If Ó hEadhra makes it his business to discomfit political guests, he's far more welcoming to others. He's curious and engaged when discussing the insidious effects of social-media camera filters with Ciara Whelan, the reigning Miss Dublin, who posts untouched photos of herself. The interview touches on issues of mental health and body image, but more striking are the host's giddy asides. "You mean you don't look amazing all the time, Ciara? I do," he jokes at one point, before signing off as "Mr Connemara". He's a compelling broadcaster, but one hopes Ó hEadhra hasn't started to fancy himself too much.

Moment of the Week

October continues to be a sad month for the arts in Ireland, as the passing of the poets Brendan Kennelly and Máire Mhac an tSaoi is marked across the airwaves on Monday.
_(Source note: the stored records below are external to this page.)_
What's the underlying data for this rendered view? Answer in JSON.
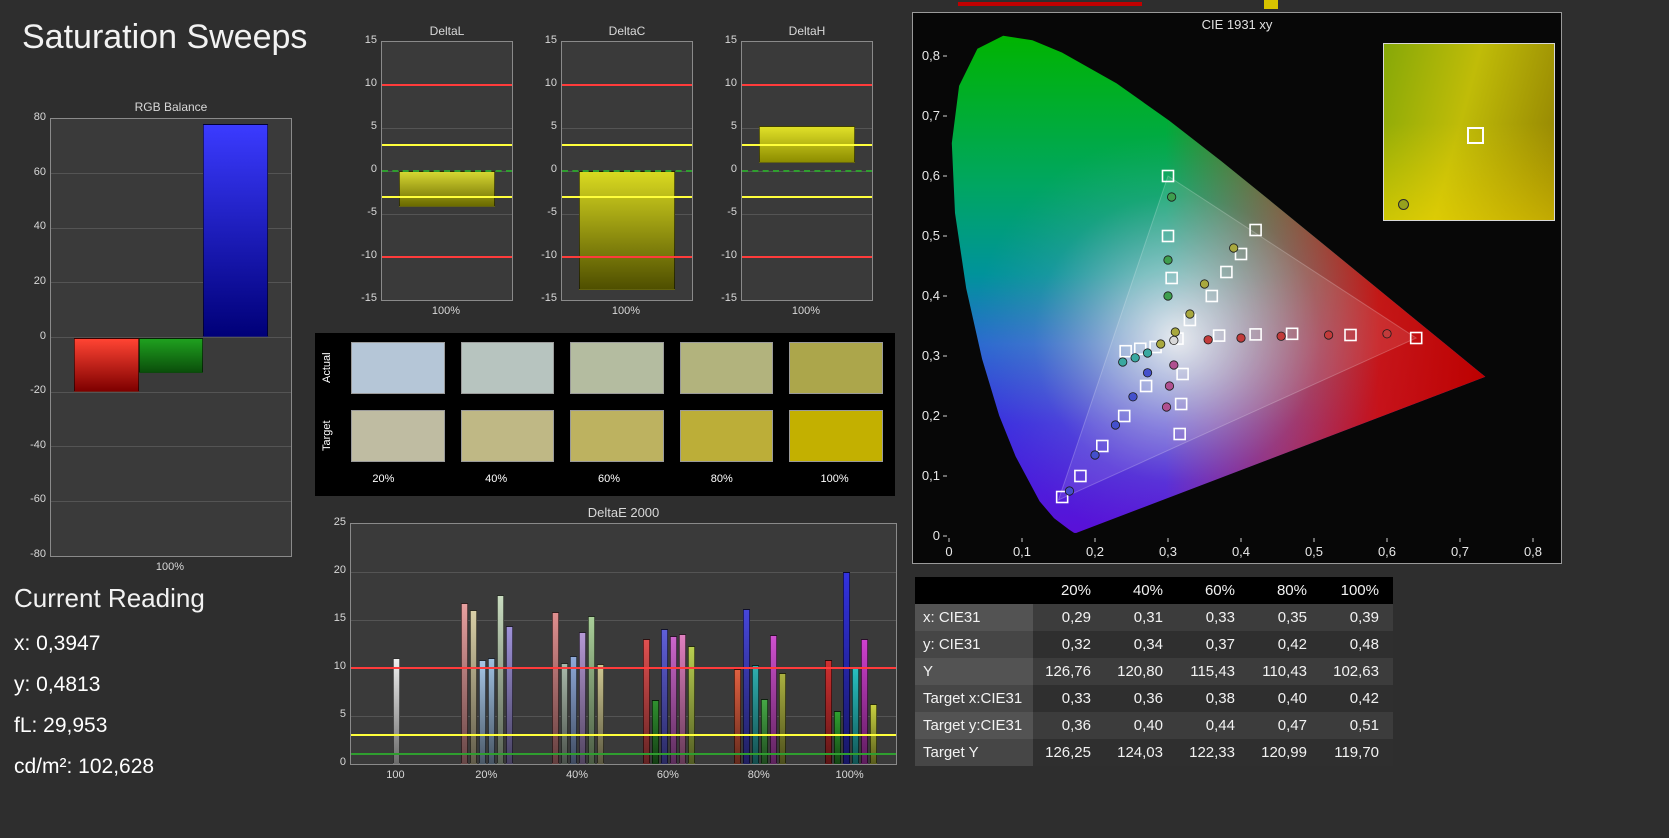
{
  "page": {
    "title": "Saturation Sweeps"
  },
  "current_reading": {
    "heading": "Current Reading",
    "lines": [
      "x: 0,3947",
      "y: 0,4813",
      "fL: 29,953",
      "cd/m²: 102,628"
    ]
  },
  "swatches": {
    "row_labels": [
      "Actual",
      "Target"
    ],
    "column_labels": [
      "20%",
      "40%",
      "60%",
      "80%",
      "100%"
    ],
    "actual_colors": [
      "#b5c6d7",
      "#b7c4bf",
      "#b4bca0",
      "#b2b37d",
      "#aca64b"
    ],
    "target_colors": [
      "#bfbca2",
      "#bfb885",
      "#bdb260",
      "#bcae38",
      "#c3b000"
    ]
  },
  "results_table": {
    "headers": [
      "",
      "20%",
      "40%",
      "60%",
      "80%",
      "100%"
    ],
    "rows": [
      {
        "label": "x: CIE31",
        "values": [
          "0,29",
          "0,31",
          "0,33",
          "0,35",
          "0,39"
        ]
      },
      {
        "label": "y: CIE31",
        "values": [
          "0,32",
          "0,34",
          "0,37",
          "0,42",
          "0,48"
        ]
      },
      {
        "label": "Y",
        "values": [
          "126,76",
          "120,80",
          "115,43",
          "110,43",
          "102,63"
        ]
      },
      {
        "label": "Target x:CIE31",
        "values": [
          "0,33",
          "0,36",
          "0,38",
          "0,40",
          "0,42"
        ]
      },
      {
        "label": "Target y:CIE31",
        "values": [
          "0,36",
          "0,40",
          "0,44",
          "0,47",
          "0,51"
        ]
      },
      {
        "label": "Target Y",
        "values": [
          "126,25",
          "124,03",
          "122,33",
          "120,99",
          "119,70"
        ]
      }
    ]
  },
  "chart_data": [
    {
      "id": "rgb_balance",
      "type": "bar",
      "title": "RGB Balance",
      "ylim": [
        -80,
        80
      ],
      "yticks": [
        80,
        60,
        40,
        20,
        0,
        -20,
        -40,
        -60,
        -80
      ],
      "xticklabels": [
        "100%"
      ],
      "series": [
        {
          "name": "Red",
          "value": -20,
          "color_top": "#ff4433",
          "color_bottom": "#7e0000"
        },
        {
          "name": "Green",
          "value": -13,
          "color_top": "#1fa01f",
          "color_bottom": "#0b4f0b"
        },
        {
          "name": "Blue",
          "value": 78,
          "color_top": "#3b3bff",
          "color_bottom": "#000078"
        }
      ]
    },
    {
      "id": "delta_l",
      "type": "bar",
      "title": "DeltaL",
      "ylim": [
        -15,
        15
      ],
      "yticks": [
        15,
        10,
        5,
        0,
        -5,
        -10,
        -15
      ],
      "xticklabels": [
        "100%"
      ],
      "reference_lines": [
        {
          "value": 10,
          "color": "#ff3b3b"
        },
        {
          "value": 3,
          "color": "#ffff3b"
        },
        {
          "value": 0,
          "color": "#2f9e2f",
          "dashed": true
        },
        {
          "value": -3,
          "color": "#ffff3b"
        },
        {
          "value": -10,
          "color": "#ff3b3b"
        }
      ],
      "bars": [
        {
          "from": 0,
          "to": -4.2,
          "color_top": "#d6d632",
          "color_bottom": "#6a6a00"
        }
      ]
    },
    {
      "id": "delta_c",
      "type": "bar",
      "title": "DeltaC",
      "ylim": [
        -15,
        15
      ],
      "yticks": [
        15,
        10,
        5,
        0,
        -5,
        -10,
        -15
      ],
      "xticklabels": [
        "100%"
      ],
      "reference_lines": [
        {
          "value": 10,
          "color": "#ff3b3b"
        },
        {
          "value": 3,
          "color": "#ffff3b"
        },
        {
          "value": 0,
          "color": "#2f9e2f",
          "dashed": true
        },
        {
          "value": -3,
          "color": "#ffff3b"
        },
        {
          "value": -10,
          "color": "#ff3b3b"
        }
      ],
      "bars": [
        {
          "from": 0,
          "to": -13.8,
          "color_top": "#d9d920",
          "color_bottom": "#4f4f00"
        }
      ]
    },
    {
      "id": "delta_h",
      "type": "bar",
      "title": "DeltaH",
      "ylim": [
        -15,
        15
      ],
      "yticks": [
        15,
        10,
        5,
        0,
        -5,
        -10,
        -15
      ],
      "xticklabels": [
        "100%"
      ],
      "reference_lines": [
        {
          "value": 10,
          "color": "#ff3b3b"
        },
        {
          "value": 3,
          "color": "#ffff3b"
        },
        {
          "value": 0,
          "color": "#2f9e2f",
          "dashed": true
        },
        {
          "value": -3,
          "color": "#ffff3b"
        },
        {
          "value": -10,
          "color": "#ff3b3b"
        }
      ],
      "bars": [
        {
          "from": 0.9,
          "to": 5.2,
          "color_top": "#e0e028",
          "color_bottom": "#8d8d00"
        }
      ]
    },
    {
      "id": "delta_e_2000",
      "type": "grouped_bar",
      "title": "DeltaE 2000",
      "ylim": [
        0,
        25
      ],
      "yticks": [
        25,
        20,
        15,
        10,
        5,
        0
      ],
      "reference_lines": [
        {
          "value": 10,
          "color": "#ff3b3b"
        },
        {
          "value": 3,
          "color": "#ffff3b"
        },
        {
          "value": 1,
          "color": "#2f9e2f"
        }
      ],
      "groups": [
        {
          "label": "100",
          "bars": [
            {
              "color": "#f0f0f0",
              "value": 11.0
            }
          ]
        },
        {
          "label": "20%",
          "bars": [
            {
              "color": "#e89f9f",
              "value": 16.8
            },
            {
              "color": "#d9cfa6",
              "value": 16.0
            },
            {
              "color": "#a6c6e6",
              "value": 10.8
            },
            {
              "color": "#9fc0e0",
              "value": 11.0
            },
            {
              "color": "#c9dcc0",
              "value": 17.6
            },
            {
              "color": "#9f92d9",
              "value": 14.4
            }
          ]
        },
        {
          "label": "40%",
          "bars": [
            {
              "color": "#e08f8f",
              "value": 15.8
            },
            {
              "color": "#a9b9aa",
              "value": 10.5
            },
            {
              "color": "#8fa9d9",
              "value": 11.2
            },
            {
              "color": "#b699d6",
              "value": 13.8
            },
            {
              "color": "#a9cf99",
              "value": 15.4
            },
            {
              "color": "#cfc892",
              "value": 10.4
            }
          ]
        },
        {
          "label": "60%",
          "bars": [
            {
              "color": "#e05050",
              "value": 13.0
            },
            {
              "color": "#2f8f2f",
              "value": 6.7
            },
            {
              "color": "#5f5fd9",
              "value": 14.1
            },
            {
              "color": "#cc66cc",
              "value": 13.3
            },
            {
              "color": "#e080c0",
              "value": 13.5
            },
            {
              "color": "#b9cf50",
              "value": 12.3
            }
          ]
        },
        {
          "label": "80%",
          "bars": [
            {
              "color": "#e06040",
              "value": 9.9
            },
            {
              "color": "#4646d8",
              "value": 16.1
            },
            {
              "color": "#2fb0b0",
              "value": 10.3
            },
            {
              "color": "#46a846",
              "value": 6.8
            },
            {
              "color": "#d050d0",
              "value": 13.4
            },
            {
              "color": "#aab040",
              "value": 9.5
            }
          ]
        },
        {
          "label": "100%",
          "bars": [
            {
              "color": "#d03030",
              "value": 10.8
            },
            {
              "color": "#2fa02f",
              "value": 5.5
            },
            {
              "color": "#3232e0",
              "value": 20.0
            },
            {
              "color": "#28c0c0",
              "value": 10.0
            },
            {
              "color": "#d040d0",
              "value": 13.0
            },
            {
              "color": "#c8d040",
              "value": 6.2
            }
          ]
        }
      ]
    },
    {
      "id": "cie_1931",
      "type": "scatter",
      "title": "CIE 1931 xy",
      "xlim": [
        0,
        0.8
      ],
      "ylim": [
        0,
        0.8
      ],
      "xtick_labels": [
        "0",
        "0,1",
        "0,2",
        "0,3",
        "0,4",
        "0,5",
        "0,6",
        "0,7",
        "0,8"
      ],
      "ytick_labels": [
        "0",
        "0,1",
        "0,2",
        "0,3",
        "0,4",
        "0,5",
        "0,6",
        "0,7",
        "0,8"
      ],
      "gamut_triangle": [
        [
          0.64,
          0.33
        ],
        [
          0.3,
          0.6
        ],
        [
          0.15,
          0.06
        ]
      ],
      "targets": [
        [
          0.33,
          0.36
        ],
        [
          0.36,
          0.4
        ],
        [
          0.38,
          0.44
        ],
        [
          0.4,
          0.47
        ],
        [
          0.42,
          0.51
        ],
        [
          0.37,
          0.334
        ],
        [
          0.42,
          0.336
        ],
        [
          0.47,
          0.337
        ],
        [
          0.55,
          0.335
        ],
        [
          0.64,
          0.33
        ],
        [
          0.305,
          0.43
        ],
        [
          0.3,
          0.5
        ],
        [
          0.3,
          0.6
        ],
        [
          0.27,
          0.25
        ],
        [
          0.24,
          0.2
        ],
        [
          0.21,
          0.15
        ],
        [
          0.18,
          0.1
        ],
        [
          0.155,
          0.065
        ],
        [
          0.32,
          0.27
        ],
        [
          0.318,
          0.22
        ],
        [
          0.316,
          0.17
        ],
        [
          0.283,
          0.315
        ],
        [
          0.262,
          0.312
        ],
        [
          0.242,
          0.308
        ],
        [
          0.313,
          0.329
        ]
      ],
      "measurements": [
        {
          "x": 0.29,
          "y": 0.32,
          "color": "#a8a83e"
        },
        {
          "x": 0.31,
          "y": 0.34,
          "color": "#a8a83e"
        },
        {
          "x": 0.33,
          "y": 0.37,
          "color": "#a8a83e"
        },
        {
          "x": 0.35,
          "y": 0.42,
          "color": "#a8a83e"
        },
        {
          "x": 0.39,
          "y": 0.48,
          "color": "#a8a83e"
        },
        {
          "x": 0.355,
          "y": 0.327,
          "color": "#c23b3b"
        },
        {
          "x": 0.4,
          "y": 0.33,
          "color": "#c23b3b"
        },
        {
          "x": 0.455,
          "y": 0.333,
          "color": "#c23b3b"
        },
        {
          "x": 0.52,
          "y": 0.335,
          "color": "#c23b3b"
        },
        {
          "x": 0.6,
          "y": 0.337,
          "color": "#c23b3b"
        },
        {
          "x": 0.3,
          "y": 0.4,
          "color": "#3e9e4e"
        },
        {
          "x": 0.3,
          "y": 0.46,
          "color": "#3e9e4e"
        },
        {
          "x": 0.305,
          "y": 0.565,
          "color": "#3e9e4e"
        },
        {
          "x": 0.272,
          "y": 0.272,
          "color": "#4450cc"
        },
        {
          "x": 0.252,
          "y": 0.232,
          "color": "#4450cc"
        },
        {
          "x": 0.228,
          "y": 0.185,
          "color": "#4450cc"
        },
        {
          "x": 0.2,
          "y": 0.135,
          "color": "#4450cc"
        },
        {
          "x": 0.165,
          "y": 0.075,
          "color": "#4450cc"
        },
        {
          "x": 0.308,
          "y": 0.285,
          "color": "#b05090"
        },
        {
          "x": 0.302,
          "y": 0.25,
          "color": "#b05090"
        },
        {
          "x": 0.298,
          "y": 0.215,
          "color": "#b05090"
        },
        {
          "x": 0.272,
          "y": 0.305,
          "color": "#3aa8a0"
        },
        {
          "x": 0.255,
          "y": 0.297,
          "color": "#3aa8a0"
        },
        {
          "x": 0.238,
          "y": 0.29,
          "color": "#3aa8a0"
        },
        {
          "x": 0.308,
          "y": 0.326,
          "color": "#d8d8d8"
        }
      ],
      "inset": {
        "marker_square": [
          0.49,
          0.47
        ],
        "marker_dot": [
          0.08,
          0.88
        ]
      }
    }
  ]
}
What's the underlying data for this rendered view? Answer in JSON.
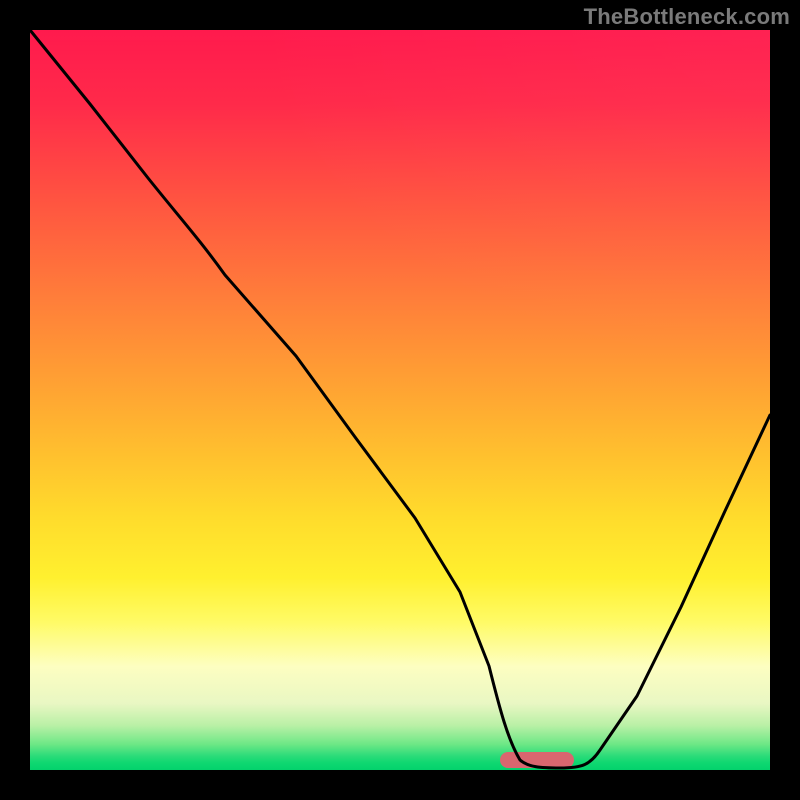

Morning Ireland (RTÉ Radio 1) carries particularly strong tributes, with Ailbhe Ní Ghearbhuigh noting how Mhac an tSaoi used the Irish language to push boundaries in her verse while Gerald Dawe remembers Kennelly as a "great human being" whose poetry had an "epic reach". Host Mary Wilson also talks to President Michael D Higgins, who reminds listeners of his poetic and academic background, praising Mhac an tSaoi for "writing directly about sensuality" and recalling Kennelly as a poet "who had so much to give and gave it so generously". It's a fitting remembrance of two remarkable lives.